Não foi o telefone que interrompeu a conversa. Foi a hierarquia do tempo, sempre mudando de dono.
Quando foi instalada a Central Telefônica de Cuiabá, pelos irmãos Lotufo, possuir um telefone fixo era privilégio raro.
A central funcionava em um sobrado ao lado direito do Palácio da Instrução, com vista generosa para a Praça da República.
Ali, uma telefonista sentada diante de um grande painel, recebia as chamadas que chegavam pelos fios estendidos nos postes da cidade.
Cada aparelho tinha número e manivela.
Girava a manivela, chamava-se a central, e aguardava-se.
O bar do meu pai foi um dos primeiros a adquirir a novidade trazida por dois irmãos italianos.
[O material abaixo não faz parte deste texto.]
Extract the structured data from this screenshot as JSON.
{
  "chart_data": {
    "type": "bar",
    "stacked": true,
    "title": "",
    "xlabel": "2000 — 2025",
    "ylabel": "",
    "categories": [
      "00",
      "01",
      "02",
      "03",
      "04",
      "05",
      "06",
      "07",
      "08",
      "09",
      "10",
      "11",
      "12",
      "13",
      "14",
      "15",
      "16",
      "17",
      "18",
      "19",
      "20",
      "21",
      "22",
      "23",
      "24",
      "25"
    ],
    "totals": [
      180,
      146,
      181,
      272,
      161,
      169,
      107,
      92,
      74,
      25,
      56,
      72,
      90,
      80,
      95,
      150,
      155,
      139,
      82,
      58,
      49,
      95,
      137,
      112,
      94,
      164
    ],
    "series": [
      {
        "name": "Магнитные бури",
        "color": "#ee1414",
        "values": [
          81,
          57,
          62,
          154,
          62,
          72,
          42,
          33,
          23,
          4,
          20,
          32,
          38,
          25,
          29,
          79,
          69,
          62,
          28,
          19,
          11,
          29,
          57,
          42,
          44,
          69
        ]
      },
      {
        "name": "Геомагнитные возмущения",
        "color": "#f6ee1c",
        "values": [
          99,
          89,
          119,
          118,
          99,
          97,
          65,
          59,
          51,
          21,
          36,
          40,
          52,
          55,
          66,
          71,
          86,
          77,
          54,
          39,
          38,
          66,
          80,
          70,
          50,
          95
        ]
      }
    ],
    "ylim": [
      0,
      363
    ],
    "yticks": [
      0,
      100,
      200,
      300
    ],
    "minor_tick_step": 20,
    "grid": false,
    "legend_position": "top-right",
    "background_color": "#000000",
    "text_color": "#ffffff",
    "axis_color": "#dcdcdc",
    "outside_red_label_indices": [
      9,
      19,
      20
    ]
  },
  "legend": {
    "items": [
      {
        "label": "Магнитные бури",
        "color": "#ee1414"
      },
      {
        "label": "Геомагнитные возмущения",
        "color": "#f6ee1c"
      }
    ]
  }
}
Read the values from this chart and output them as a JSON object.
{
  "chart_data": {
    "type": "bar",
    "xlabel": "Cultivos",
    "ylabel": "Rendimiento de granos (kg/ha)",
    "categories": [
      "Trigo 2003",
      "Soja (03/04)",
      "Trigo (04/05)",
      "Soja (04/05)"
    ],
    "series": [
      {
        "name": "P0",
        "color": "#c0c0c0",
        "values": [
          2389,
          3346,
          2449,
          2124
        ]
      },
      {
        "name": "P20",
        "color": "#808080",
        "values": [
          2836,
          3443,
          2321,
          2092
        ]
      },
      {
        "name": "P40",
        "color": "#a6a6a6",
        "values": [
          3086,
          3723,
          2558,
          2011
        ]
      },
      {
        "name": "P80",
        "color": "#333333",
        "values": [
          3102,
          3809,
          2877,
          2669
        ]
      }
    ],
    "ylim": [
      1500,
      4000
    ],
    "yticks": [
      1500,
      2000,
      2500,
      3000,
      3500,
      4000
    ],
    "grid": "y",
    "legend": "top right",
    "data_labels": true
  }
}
O telefone do bar fazia parte da primeira dezena de números da cidade.
A telefonista sabia de tudo.
Sabia quem estava em casa, quem tinha ido aos Correios e Telégrafos, quem passara na farmácia do "seo" Vieira.
Muitas vezes aconselhava: ‘Ligue mais tarde, a pessoa ainda não voltou’.
E avisava quando ela retornava.
O telefone do bar também prestava serviço de utilidade pública.
Atendia aos taxistas que faziam ponto ao lado, servia de recado, de referência e de socorro.
Com o tempo, veio a modernidade.
Os telefones fixos viraram troféus.
Raras casas ainda os possuem.
E, curiosamente, o telefone deixou de interromper conversas.
Hoje, a hierarquia é outra.
A prioridade não é mais da telefonista, nem do aparelho.
É de quem atende.
Todos têm ‘binas’, escolhem quem ouvir, quem ignorar, quem silenciar.
Até as crianças comandam seus próprios silêncios.
O poder mudou de lugar.
A conversa, que antes esperava o telefone, agora é interrompida por quem decide atender — ou não.
Restou a memória dos tempos antigos, quando o robô ainda não fazia parte da nossa vida.